Berufliche Weiterbildung zielt auf ein (Fach-) Wissen, der nicht im berufspraktischen Tun erworben, sondern unabhängig von einem konkreten Handlungskontext vermittelt wird. Die dabei eingesetzten Fachtexte weisen sprachliche Strukturen auf, die allein mit der im Alltag erworbenen kommunikativen Kompetenz nicht zu bewältigen sind. Dies wird deutlich in der Unterscheidung von Umgangs- oder Alltagssprache (BICS= Basic Interpersonal Communicative Skills) und Bildungssprache (CALP = Cognitive Academic Language Proficiency), die zurückgeht auf das Konzept von Cummins (1979): Umgangssprache ist an persönliche Kommunikation gebunden (face-to-face), als „Nähesprache“ wird sie mündlich eingesetzt und gestützt durch Gestik, Mimik und Intonation. Umgangssprache ist eingebettet in konkrete Gesprächssituationen und auch unabhängig von der grammatikalischen Korrektheit oder lexikalischen Differenziertheit der jeweiligen Aussagen verständlich („kommste?“). Umgangs- oder Alltagssprache ist intellektuell anspruchslos, gerade Kinder erlernen sie relativ schnell auch in der Zweitsprache und bewältigen damit Kommunikationssituationen, die dem Lernen in der Bildungsinstitution Schule zeitlich vorangehen.

Im Unterschied dazu erfordern die Lernprozesse in beruflicher Weiterbildung kognitive Kompetenzen für das Verständnis von und den eigenständigen Umgang mit Bildungssprache. Der Begriff bezeichnet das formelle Sprachregister, das „in Lernaufgaben, Lehrwerken und anderem Unterrichtsmaterial sowie in Prüfungen verwendet“ wird und das eine umso größere Rolle spielt, je weiter eine Bildungsbiographie fortgeschritten ist, denn die Ausdifferenzierung in Fächer bzw. Fächergruppen ist verbunden mit der Verwendung bestimmter Wortbestände, Redeweisen und Textsorten (GOGOLIN 2009, 61). Bildungssprache ist u.a. durch folgende Merkmale gekennzeichnet (vgl. REICH 2008, zit. in SALEM 2010, 10):

  • die Orientierung an formaler und grammatikalischer Korrektheit
  • einen hohen Anteil monologischer Formen (z.B. Vortrag, Referat, Aufsatz)
  • fachgruppentypische Textsorten (Protokoll, Bericht)
  • stilistische Konventionen (logische Gliederung, Sachlichkeit, angemessene Textlänge)
  • nominale Zusammensetzungen („Winkelmesser“; „Datenerfassungsgerät“)
  • umfängliche Attribute („die nach oben offene Richter-Skala“, „der sich daraus ergebende Schluss“ (GOGOLIN/ LANGE 2010)
  • normierte Fachbegriffe („rechtwinklig“, „Dreisatz“)
  • Funktionsverbgefüge („zur Explosion bringen“, „in Betrieb nehmen“)
  • differenzierende und abstrahierende Ausdrücke („nach oben transportieren“ statt „raufbringen“)
  • unpersönliche Konstruktionen (Passivsätze, man-Sätze)
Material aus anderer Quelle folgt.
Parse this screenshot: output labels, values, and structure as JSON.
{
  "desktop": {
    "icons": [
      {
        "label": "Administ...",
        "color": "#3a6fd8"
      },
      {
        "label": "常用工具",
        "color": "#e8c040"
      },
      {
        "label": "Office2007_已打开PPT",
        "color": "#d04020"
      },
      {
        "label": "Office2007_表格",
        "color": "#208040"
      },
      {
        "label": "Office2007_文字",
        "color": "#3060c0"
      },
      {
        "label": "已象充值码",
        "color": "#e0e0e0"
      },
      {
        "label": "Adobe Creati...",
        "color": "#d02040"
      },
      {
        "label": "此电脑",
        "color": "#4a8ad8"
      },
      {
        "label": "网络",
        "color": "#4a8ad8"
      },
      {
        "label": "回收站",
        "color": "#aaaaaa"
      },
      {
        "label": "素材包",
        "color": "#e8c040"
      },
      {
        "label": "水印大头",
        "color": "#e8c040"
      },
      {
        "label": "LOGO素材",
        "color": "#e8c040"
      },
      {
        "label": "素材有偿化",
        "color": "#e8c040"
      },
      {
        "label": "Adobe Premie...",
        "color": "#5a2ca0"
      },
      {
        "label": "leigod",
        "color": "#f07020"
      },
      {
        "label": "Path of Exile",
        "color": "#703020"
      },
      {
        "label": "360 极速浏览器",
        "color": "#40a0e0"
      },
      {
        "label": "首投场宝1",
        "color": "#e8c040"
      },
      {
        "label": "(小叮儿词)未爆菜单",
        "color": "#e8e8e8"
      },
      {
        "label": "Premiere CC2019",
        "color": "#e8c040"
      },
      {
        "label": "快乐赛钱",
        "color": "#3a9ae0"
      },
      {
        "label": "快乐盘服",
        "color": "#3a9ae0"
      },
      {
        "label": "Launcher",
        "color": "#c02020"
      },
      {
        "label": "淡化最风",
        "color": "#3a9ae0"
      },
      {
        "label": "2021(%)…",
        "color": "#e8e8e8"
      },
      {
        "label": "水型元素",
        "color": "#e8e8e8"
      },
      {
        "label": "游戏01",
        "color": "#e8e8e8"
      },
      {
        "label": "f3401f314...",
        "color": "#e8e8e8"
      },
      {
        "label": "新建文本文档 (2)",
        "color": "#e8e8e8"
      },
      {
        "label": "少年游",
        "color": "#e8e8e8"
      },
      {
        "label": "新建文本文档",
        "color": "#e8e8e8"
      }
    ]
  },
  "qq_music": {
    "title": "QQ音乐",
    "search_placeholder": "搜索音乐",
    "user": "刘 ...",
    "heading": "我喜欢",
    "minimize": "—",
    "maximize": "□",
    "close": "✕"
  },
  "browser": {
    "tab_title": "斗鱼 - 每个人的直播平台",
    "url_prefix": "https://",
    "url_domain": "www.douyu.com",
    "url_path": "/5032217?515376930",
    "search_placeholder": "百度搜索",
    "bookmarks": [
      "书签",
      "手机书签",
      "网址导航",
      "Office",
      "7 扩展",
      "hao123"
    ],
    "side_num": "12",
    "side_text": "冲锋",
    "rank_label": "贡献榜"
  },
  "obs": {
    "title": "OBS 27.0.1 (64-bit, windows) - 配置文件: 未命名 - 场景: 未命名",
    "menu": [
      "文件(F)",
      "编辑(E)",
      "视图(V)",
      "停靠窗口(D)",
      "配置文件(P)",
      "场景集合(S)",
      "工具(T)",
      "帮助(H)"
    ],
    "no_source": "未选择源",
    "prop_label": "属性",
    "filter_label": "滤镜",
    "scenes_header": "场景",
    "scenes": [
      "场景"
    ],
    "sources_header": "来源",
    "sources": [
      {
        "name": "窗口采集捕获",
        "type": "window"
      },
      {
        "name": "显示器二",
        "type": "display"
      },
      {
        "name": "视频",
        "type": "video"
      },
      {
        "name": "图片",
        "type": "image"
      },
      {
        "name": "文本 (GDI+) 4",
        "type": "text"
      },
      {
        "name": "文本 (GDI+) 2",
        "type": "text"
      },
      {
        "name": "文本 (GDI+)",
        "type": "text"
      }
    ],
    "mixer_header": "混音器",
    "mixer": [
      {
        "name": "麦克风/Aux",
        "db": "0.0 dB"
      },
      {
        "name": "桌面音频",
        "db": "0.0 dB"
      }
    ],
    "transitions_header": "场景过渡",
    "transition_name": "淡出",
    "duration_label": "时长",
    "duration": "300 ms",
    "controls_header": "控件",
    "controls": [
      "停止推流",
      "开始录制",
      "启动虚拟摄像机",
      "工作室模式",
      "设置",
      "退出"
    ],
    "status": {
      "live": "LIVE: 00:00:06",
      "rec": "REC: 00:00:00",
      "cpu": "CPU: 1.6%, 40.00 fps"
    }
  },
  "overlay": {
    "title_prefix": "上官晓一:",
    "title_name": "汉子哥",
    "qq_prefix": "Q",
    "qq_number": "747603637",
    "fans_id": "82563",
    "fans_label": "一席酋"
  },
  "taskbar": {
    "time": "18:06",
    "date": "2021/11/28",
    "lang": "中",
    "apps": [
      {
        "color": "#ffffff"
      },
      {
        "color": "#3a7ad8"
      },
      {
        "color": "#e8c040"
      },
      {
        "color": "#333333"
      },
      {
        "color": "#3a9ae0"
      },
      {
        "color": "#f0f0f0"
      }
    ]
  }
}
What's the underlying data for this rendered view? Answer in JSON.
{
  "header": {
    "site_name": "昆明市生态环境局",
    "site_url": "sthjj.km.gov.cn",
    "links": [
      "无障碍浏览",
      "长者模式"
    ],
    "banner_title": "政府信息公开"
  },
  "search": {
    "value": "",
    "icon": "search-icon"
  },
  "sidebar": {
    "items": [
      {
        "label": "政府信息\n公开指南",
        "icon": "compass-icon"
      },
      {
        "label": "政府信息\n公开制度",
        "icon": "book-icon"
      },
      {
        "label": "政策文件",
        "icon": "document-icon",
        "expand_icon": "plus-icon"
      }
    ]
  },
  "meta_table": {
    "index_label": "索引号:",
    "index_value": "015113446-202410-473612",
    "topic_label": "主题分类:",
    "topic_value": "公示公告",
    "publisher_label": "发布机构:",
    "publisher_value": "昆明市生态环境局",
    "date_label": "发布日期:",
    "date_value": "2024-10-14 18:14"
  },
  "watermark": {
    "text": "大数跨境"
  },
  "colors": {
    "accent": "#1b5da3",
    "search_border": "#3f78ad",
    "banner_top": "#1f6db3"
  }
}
Bildungssprache kennzeichnet insbesondere Fachtexte, sie darf aber nicht grundsätzlich mit schriftlicher Kommunikation gleichgesetzt werden – in einer hochtechnisierten Arbeitswelt gibt es auch eine Vielzahl dekontextualisierter mündlicher Kommunikationssituationen, die einen expliziten, präzisen und objektiven Gebrauch von Sprache erfordern (vgl. POSITIONSPAPIER 2010, 8). Auch im Mündlichen eingesetzt, hat Bildungssprache jedoch mehr mit der Schriftsprache gemein als mit der Alltagssprache (SALEM 2010, 9). Um in der Weiterbildung mit Fachtexten arbeiten zu können, müssen die Lernenden über diejenigen sprachlichen Kenntnisse verfügen, die notwendig sind, um die logische Verknüpfung komplexer Sachverhalte zu verstehen und in der Lage sein, auch die damit verbundenen sprachlichen Strukturen zu entschlüsseln. Teilnehmer/Teilnehmerinnen, bei denen die notwendigen bildungssprachlichen Kompetenzen nicht vorhanden sind, benötigen eine Anleitung, um sie entwickeln zu können. Auch dies gilt sowohl für Personen mit Deutsch als Muttersprache als auch für Personen, die Deutsch als Zweitsprache erlernt haben. Das Fachlehrpersonal ist damit vor zusätzliche Anforderungen gestellt, für die es einer zusätzlichen Qualifikation bedarf.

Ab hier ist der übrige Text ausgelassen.